L'articolo dispone, nel primo comma, che nessun giornale o periodico può essere pubblicato se non sia stato registrato presso la cancelleria del Tribunale, nella cui circoscrizione la pubblicazione deve effettuarsi. Nel secondo comma, fra i documenti necessari per ottenere la registrazione (art. 5, nn. 1, 2, 3 e 4), richiede una dichiarazione, con le firme autenticate, del proprietario e del direttore o vice direttore responsabile, dalla quale risultino il nome e il domicilio di essi e della persona che esercita l'impresa giornalistica, se questa é diversa dal proprietario, nonché il titolo e la natura della pubblicazione. Stabilisce, nel penultimo comma, che il Presidente del Tribunale, o un giudice da lui delegato, verificata la regolarità dei documenti presentati, ordina, entro quindici giorni, l'iscrizione del giornale o periodico in apposito registro tenuto dalla cancelleria.

Da queste disposizioni si desume che la registrazione é disposta in seguito all'accertamento della rispondenza tra una situazione di fatto e le norme legislative. Ma non vi é margine di discrezionalità per l'organo competente ad emettere il provvedimento, poiché, come si é ricordato, l'autorità giudiziaria verificata la regolarità dei documenti, ordina l'iscrizione. Si tratta perciò di un provvedimento di natura giuridica sostanzialmente diversa dall'autorizzazione amministrativa di carattere discrezionale, alla quale, ai sensi dell'art. 21, secondo comma, della Costituzione, non può essere subordinata la stampa.

É altresì da tener presente che la competenza a ordinare la registrazione non é devoluta ad un organo della pubblica amministrazione, bensì al Presidente del Tribunale; cioè all'autorità giudiziaria, cui la Costituzione affida la tutela dei diritti di libertà dei cittadini, come risulta dagli artt. 13, 14, 15 e dallo stesso art. 21, terzo comma.

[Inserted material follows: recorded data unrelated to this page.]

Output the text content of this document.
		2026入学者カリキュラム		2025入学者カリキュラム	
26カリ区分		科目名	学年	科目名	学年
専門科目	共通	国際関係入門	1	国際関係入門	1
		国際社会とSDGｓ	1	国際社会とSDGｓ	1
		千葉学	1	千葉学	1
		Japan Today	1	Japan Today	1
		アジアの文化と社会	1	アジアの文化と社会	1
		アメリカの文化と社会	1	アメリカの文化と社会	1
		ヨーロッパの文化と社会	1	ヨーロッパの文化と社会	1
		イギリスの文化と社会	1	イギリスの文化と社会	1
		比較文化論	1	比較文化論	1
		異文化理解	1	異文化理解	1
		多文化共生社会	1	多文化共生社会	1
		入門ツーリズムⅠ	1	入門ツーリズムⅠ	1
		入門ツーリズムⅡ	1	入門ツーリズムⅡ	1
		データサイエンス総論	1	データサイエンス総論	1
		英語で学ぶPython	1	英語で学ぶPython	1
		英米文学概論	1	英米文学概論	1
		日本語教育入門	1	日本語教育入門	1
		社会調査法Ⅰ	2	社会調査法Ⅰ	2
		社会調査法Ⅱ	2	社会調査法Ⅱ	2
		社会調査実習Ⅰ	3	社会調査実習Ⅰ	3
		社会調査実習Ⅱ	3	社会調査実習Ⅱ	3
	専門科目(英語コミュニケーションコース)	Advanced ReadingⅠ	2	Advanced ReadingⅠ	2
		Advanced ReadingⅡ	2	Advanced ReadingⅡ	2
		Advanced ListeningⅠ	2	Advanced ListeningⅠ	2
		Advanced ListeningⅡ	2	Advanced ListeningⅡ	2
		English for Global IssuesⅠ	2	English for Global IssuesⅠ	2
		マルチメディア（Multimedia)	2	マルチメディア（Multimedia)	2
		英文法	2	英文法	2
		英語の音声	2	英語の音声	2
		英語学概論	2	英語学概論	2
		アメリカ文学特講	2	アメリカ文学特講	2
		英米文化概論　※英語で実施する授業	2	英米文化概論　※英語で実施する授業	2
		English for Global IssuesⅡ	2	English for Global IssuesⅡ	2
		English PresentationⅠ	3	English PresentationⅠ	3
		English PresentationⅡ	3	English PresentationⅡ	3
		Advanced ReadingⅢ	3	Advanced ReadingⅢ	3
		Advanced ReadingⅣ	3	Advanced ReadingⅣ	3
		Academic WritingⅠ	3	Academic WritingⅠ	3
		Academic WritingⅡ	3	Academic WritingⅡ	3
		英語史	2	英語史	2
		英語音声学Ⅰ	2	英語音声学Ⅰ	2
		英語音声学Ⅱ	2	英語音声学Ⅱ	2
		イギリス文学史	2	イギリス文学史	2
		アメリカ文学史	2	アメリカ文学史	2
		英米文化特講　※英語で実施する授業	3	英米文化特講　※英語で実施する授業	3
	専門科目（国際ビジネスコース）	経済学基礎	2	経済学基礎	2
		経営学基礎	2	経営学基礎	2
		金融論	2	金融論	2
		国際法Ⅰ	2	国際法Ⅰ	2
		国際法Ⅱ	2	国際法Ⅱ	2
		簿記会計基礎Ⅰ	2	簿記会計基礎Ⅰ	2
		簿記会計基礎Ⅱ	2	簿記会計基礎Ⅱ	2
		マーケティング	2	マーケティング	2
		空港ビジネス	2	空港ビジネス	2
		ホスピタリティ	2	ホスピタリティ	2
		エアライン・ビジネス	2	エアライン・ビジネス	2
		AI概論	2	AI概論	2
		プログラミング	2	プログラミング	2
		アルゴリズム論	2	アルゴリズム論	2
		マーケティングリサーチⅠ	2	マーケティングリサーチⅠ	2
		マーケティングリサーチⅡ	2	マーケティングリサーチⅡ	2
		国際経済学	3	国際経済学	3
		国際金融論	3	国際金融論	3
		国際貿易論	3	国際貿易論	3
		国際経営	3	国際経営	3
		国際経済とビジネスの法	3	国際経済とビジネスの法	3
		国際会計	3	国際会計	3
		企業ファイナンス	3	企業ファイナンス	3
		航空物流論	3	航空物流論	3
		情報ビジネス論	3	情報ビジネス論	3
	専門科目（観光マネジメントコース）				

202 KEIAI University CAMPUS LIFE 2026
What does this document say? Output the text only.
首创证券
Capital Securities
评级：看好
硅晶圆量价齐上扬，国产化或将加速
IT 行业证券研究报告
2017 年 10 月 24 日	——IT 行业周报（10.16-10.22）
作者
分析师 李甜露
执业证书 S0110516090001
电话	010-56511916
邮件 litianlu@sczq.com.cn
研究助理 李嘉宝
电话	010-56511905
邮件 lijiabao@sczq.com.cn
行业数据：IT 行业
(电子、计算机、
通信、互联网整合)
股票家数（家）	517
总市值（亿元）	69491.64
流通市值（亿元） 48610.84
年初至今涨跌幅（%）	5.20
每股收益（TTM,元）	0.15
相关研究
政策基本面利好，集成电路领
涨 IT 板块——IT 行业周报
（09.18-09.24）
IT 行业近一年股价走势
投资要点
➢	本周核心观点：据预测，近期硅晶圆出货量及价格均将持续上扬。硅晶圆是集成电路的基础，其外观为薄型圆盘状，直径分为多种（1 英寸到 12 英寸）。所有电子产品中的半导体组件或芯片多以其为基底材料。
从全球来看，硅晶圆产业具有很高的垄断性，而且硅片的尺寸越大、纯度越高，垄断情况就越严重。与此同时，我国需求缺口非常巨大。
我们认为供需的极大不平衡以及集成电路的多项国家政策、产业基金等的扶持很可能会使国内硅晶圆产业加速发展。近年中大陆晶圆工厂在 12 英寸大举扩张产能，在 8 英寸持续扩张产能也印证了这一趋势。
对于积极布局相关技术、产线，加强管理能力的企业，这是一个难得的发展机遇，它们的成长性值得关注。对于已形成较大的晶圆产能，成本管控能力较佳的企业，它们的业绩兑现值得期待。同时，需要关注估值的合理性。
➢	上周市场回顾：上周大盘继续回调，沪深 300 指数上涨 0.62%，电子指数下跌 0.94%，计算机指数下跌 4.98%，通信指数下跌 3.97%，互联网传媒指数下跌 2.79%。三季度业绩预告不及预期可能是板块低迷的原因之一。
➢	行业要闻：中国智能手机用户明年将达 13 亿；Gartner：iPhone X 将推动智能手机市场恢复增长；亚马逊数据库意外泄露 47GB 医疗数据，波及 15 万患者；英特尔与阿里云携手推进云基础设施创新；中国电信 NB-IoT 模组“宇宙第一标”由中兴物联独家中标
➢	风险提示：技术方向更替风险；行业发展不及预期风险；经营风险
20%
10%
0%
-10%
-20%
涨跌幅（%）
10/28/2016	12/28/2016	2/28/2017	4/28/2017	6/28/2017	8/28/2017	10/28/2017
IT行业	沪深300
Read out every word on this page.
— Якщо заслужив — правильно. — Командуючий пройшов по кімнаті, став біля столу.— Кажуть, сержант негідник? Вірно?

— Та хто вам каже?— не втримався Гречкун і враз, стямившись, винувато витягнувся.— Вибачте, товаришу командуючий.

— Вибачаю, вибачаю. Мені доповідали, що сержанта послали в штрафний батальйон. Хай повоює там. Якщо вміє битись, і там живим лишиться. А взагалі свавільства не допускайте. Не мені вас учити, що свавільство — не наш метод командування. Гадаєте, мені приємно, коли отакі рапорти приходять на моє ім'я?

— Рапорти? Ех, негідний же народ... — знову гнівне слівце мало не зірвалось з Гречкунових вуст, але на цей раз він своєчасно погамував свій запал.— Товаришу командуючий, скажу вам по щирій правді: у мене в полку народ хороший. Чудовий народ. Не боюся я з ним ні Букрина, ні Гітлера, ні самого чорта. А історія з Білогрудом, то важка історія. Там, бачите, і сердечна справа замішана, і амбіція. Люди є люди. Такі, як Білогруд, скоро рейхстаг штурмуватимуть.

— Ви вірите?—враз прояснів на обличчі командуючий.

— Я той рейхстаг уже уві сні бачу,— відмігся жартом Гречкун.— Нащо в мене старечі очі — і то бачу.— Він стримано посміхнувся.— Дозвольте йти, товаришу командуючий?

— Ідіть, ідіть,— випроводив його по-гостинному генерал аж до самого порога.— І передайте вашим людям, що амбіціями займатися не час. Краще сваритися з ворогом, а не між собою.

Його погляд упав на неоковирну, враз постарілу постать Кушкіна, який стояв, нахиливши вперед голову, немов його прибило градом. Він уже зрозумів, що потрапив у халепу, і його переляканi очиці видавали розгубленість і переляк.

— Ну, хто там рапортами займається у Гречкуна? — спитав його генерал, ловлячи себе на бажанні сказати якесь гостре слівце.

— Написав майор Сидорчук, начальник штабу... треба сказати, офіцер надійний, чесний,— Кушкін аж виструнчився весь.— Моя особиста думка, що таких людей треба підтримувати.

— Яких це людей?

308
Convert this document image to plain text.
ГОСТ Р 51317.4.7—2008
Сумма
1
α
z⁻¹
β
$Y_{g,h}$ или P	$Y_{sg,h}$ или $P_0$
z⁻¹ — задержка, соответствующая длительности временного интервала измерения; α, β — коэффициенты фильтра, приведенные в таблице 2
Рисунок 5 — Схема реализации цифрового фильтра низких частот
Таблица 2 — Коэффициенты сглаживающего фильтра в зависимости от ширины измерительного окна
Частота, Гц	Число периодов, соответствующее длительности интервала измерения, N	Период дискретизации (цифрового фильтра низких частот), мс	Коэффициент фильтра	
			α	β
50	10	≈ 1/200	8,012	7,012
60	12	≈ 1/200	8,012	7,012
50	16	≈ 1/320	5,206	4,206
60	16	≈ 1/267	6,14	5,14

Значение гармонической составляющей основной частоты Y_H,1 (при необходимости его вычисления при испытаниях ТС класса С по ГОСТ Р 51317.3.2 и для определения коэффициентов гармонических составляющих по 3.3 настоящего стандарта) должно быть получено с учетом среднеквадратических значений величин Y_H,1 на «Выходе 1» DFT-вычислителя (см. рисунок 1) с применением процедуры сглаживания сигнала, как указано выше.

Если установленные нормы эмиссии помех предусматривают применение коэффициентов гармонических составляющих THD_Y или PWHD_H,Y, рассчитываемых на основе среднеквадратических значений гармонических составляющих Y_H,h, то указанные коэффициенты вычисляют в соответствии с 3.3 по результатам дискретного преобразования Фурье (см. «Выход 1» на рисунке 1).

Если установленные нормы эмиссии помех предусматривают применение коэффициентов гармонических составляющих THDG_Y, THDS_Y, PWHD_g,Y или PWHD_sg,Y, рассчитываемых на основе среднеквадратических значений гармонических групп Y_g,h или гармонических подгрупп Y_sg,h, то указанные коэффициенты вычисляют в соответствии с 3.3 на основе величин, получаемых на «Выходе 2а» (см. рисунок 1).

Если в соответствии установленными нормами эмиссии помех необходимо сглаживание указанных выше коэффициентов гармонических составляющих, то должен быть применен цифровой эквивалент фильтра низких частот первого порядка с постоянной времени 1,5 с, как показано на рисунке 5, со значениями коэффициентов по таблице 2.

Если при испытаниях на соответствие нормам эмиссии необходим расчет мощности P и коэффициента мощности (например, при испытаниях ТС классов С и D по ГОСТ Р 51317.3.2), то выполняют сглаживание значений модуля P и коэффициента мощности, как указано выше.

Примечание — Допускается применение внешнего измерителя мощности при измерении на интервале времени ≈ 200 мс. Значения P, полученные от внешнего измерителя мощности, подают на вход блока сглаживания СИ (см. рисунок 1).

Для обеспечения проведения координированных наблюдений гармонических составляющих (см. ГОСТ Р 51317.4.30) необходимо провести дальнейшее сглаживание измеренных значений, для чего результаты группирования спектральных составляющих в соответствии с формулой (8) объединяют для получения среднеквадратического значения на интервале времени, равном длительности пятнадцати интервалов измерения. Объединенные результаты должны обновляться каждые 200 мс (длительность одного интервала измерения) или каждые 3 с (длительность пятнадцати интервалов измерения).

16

Inoltre sostanziale differenza, quanto alla finalità, si riscontra fra le disposizioni della legge ordinaria e la norma costituzionale. Questa é diretta a rimuovere ogni ostacolo preventivo alla libertà di manifestazione del pensiero, l'altra ad identificare preventivamente i responsabili dei reati commessi a mezzo della stampa ed a reprimere gli abusi della stampa clandestina, come si desume anche dall'art. 16 della stessa legge, contenente le sanzioni per la violazione degli obblighi imposti dall'art. 5.

Tutto ciò chiarisce che le disposizioni contenute negli artt. 5 e 16 della legge 8 febbraio 1948, n. 47, emanata dallo stesso legislatore costituente, non sono incompatibili con l'art. 21, secondo comma, della Costituzione. Se ne ha conferma del resto nel terzo comma dello stesso art. 21, che ammette il sequestro, per atto motivato dell'autorità giudiziaria, sia nel caso di delitti, per i quali la legge sulla stampa espressamente lo autorizzi, sia nel caso di violazione delle norme che la legge stessa prescrive per l'indicazione dei responsabili; vale a dire nel caso di violazione delle norme dell'art. 5.

Né ha alcun fondamento il rilievo, che si legge nell'ordinanza del Tribunale di Bari, circa una eventuale limitazione di fatto, che potrebbe derivare alla libertà di stampa, per il periodo di tempo necessario all'espletamento della formalità della registrazione. Escluso, infatti, che questa si sostanzi in un provvedimento emanato discrezionalmente da una autorità amministrativa, l'eventuale ritardo, oltre i quindici giorni indicati nel penultimo comma dell'art. 5, riguarda, se mai, il funzionamento dell'ufficio giudiziario; e non può far sorgere alcuna questione di legittimità costituzionale.

 

PER QUESTI MOTIVI

LA CORTE COSTITUZIONALE

 

respinta l'eccezione di inammissibilità dedotta dall'Avvocatura dello Stato;

dichiara non fondata la questione sollevata, con ordinanza 24 aprile 1956 del Tribunale di Bari, sulla legittimità costituzionale delle norme contenute negli artt. 5 e 16 della legge sulla stampa 8 febbraio 1948, n. 47, in riferimento alle norme dell'articolo 21 secondo comma della Costituzione.  

Così deciso in Roma, nella sede della Corte costituzionale, Palazzo della Consulta, il 23 gennaio 1957.

 

Enrico DE NICOLA - Gaetano AZZARITI - Giuseppe CAPPI - Tomaso PERASSI - Gaspare AMBROSINI - Ernesto BATTAGLINI - Mario COSATTI - Francesco PANTALEO GABRIELI - Giuseppe CASTELLI AVOLIO - Antonino PAPALDO  Mario BRACCI - Nicola JAEGER - Giovanni CASSANDRO - Antonio MANCA

 

Depositata in cancelleria il 26 gennaio 1957.